BAGHDAD / BASRA — The West’s sanctions campaign against Russia spilled directly into Middle East energy plumbing in November, after Lukoil declared force majeure at Iraq’s West Qurna-2 oilfield, citing disruptions caused by US and UK sanctions.
West Qurna-2 is not a marginal asset: it accounts for roughly 9% of Iraq’s oil output, producing around 480,000 barrels per day. That scale turns a legal and financial restriction into something closer to a sovereign operational risk.
A “payments freeze” becomes a production risk
Once Lukoil was sanctioned, Iraqi authorities froze the normal channels used to compensate the operator — both cash payments and in-kind crude liftings — because engaging a sanctioned entity risks secondary penalties and compliance breaches.

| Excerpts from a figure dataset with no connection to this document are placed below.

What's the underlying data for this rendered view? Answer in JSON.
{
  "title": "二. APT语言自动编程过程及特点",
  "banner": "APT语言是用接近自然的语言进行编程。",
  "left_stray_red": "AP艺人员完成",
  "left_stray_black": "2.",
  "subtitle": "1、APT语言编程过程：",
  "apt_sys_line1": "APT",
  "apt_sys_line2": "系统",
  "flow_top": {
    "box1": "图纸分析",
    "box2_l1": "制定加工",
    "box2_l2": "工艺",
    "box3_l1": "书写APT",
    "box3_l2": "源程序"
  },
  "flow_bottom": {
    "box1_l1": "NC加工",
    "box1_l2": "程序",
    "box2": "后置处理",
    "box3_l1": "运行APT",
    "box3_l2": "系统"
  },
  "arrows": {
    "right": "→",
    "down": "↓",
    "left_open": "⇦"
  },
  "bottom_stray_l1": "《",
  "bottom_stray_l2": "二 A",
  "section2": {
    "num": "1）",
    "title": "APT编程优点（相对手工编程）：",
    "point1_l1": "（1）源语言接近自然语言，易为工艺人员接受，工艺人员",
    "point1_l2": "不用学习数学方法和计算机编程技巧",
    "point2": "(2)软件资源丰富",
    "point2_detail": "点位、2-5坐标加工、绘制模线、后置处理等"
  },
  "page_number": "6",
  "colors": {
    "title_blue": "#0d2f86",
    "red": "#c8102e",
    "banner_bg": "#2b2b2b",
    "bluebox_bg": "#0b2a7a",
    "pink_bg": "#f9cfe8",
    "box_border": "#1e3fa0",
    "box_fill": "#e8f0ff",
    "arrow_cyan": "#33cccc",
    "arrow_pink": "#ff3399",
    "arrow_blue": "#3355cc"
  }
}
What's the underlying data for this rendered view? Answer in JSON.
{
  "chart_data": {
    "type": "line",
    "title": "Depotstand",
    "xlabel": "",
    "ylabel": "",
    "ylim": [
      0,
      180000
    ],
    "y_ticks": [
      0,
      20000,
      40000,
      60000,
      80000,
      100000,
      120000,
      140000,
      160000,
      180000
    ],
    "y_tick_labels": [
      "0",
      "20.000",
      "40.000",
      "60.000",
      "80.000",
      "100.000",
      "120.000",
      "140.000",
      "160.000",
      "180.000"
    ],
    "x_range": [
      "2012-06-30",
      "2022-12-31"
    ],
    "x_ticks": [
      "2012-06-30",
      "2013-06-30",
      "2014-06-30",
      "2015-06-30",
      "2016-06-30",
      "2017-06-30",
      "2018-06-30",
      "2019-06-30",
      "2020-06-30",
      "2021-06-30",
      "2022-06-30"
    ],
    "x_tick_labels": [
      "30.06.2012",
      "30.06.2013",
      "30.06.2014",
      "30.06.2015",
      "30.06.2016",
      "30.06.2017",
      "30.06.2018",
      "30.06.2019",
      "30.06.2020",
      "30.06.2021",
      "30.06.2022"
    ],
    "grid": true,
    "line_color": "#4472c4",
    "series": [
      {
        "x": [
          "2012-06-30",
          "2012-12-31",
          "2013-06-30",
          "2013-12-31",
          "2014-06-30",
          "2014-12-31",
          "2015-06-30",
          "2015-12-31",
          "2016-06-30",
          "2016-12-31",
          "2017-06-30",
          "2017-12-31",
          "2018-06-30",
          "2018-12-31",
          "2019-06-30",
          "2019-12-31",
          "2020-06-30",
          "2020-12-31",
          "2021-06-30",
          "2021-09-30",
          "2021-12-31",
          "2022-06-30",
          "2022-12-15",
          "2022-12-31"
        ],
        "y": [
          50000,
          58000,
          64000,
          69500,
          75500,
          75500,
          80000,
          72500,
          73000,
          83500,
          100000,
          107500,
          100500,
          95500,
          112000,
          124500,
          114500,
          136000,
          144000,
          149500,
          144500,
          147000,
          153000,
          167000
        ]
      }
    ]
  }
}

Reuters reported that Iraq’s state marketer SOMO cancelled loadings linked to Lukoil’s share, and that the freeze interrupted around 4 million barrels of in-kind payments allocated for November.
For Baghdad, the dilemma is structural: Iraq can’t easily keep a sanctioned operator whole, but it also can’t afford disruption at a field that anchors national revenue.
Force majeure is leverage — and an exit threat
Lukoil’s force majeure notice is not only a legal shield. It is leverage. Reuters reported the company warned Iraq that if the underlying constraints are not resolved within six months, it could cease production and exit the project.
This shifts the bargaining frame from “how to keep operations normal” to “how to prevent a strategic asset from becoming unmanageable under sanctions compliance.”
Baghdad’s preferred solution: time to engineer a sale
By mid-November, Iraqi officials were discussing seeking a six-month waiver from the US Treasury to create space for Lukoil to sell its stake, rather than forcing an abrupt rupture.
That request — even if only exploratory — reveals how Iraqi decision-makers see the problem: not ideological alignment, but transaction management. A waiver buys time to run a controlled transition to a buyer who can operate without sanctions constraints.
The wider pressure point: “energy war” tools don’t stay regional
This episode underlines a broader reality: when sanctions target major energy firms, the effects can ricochet into third countries’ production stability — especially where contracts rely on cost recovery, crude entitlements, international staffing, and cross-border service chains.
For Europe, the relevance is not sympathy or blame; it is exposure. Tightening or loosening supply at a 480kbpd node changes the risk distribution in oil markets — precisely when geopolitics is already feeding volatility.